Ok, so what does doPbkdf2NotCoded do?

function doPbkdf2NotCoded(_0x365ad6, _0x470596) {
    var _0x51b261 = sjcl[_0x5bfa('0x10')][_0x5bfa('0x11')](_0x365ad6, _0x470596, 0x3e8, 0x80);
    var _0x279f24 = sjcl[_0x5bfa('0xc')][_0x5bfa('0x12')]['fromBits'](_0x51b261);
    return _0x279f24;
}

easy, isn't it? %) Turns out, sjcl is not yet another obfuscated JS function, but this thingie.

Translated to something slightly more human readable (using the JS console)

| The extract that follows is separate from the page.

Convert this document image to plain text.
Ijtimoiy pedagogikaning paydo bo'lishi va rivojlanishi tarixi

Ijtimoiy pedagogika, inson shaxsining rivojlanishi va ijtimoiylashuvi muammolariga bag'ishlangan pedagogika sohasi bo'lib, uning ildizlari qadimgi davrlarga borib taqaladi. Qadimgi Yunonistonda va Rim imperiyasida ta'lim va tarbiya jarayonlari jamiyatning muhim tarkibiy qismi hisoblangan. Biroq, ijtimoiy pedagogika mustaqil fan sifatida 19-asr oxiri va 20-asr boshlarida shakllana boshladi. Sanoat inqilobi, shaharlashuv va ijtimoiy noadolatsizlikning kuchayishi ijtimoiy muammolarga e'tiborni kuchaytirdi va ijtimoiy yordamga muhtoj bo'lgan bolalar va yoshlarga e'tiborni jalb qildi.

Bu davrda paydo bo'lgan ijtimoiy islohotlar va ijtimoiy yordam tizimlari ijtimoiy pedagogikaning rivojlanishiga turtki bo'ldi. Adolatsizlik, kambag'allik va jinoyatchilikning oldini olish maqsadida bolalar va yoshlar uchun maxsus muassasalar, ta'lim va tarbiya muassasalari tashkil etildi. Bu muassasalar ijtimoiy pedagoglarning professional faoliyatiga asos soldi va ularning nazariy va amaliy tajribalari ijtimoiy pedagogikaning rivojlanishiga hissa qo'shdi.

function whatTheFuck(param1, param2) {
    //                                a,      b,      c,     d
    var temp = sjcl["misc"]["pbkdf2"](param1, param2, 0x3e8, 0x80)
    return sjcl["codec"]["hex"]["fromBits"](temp)
}

From here, I started the GoLang implementation, which looks as follows:

// GetLoginPassword derives the password using the given salts
func GetLoginPassword(password, salt, saltWebUI string) string {
    return DoPbkdf2NotCoded(DoPbkdf2NotCoded(password, salt), saltWebUI)
}

// Equivalent to the JS doPbkdf2NotCoded (see README.md) 
func DoPbkdf2NotCoded(key, salt string) string {
    temp := pbkdf2.Key([]byte(key), []byte(salt), 0x3e8, 0x80, sha256.New)
    return hex.EncodeToString(temp[:16])
}

Oh BTW, Vodafone: Performing pbkdf2 twice won't secure an HTTP (non TLS) login.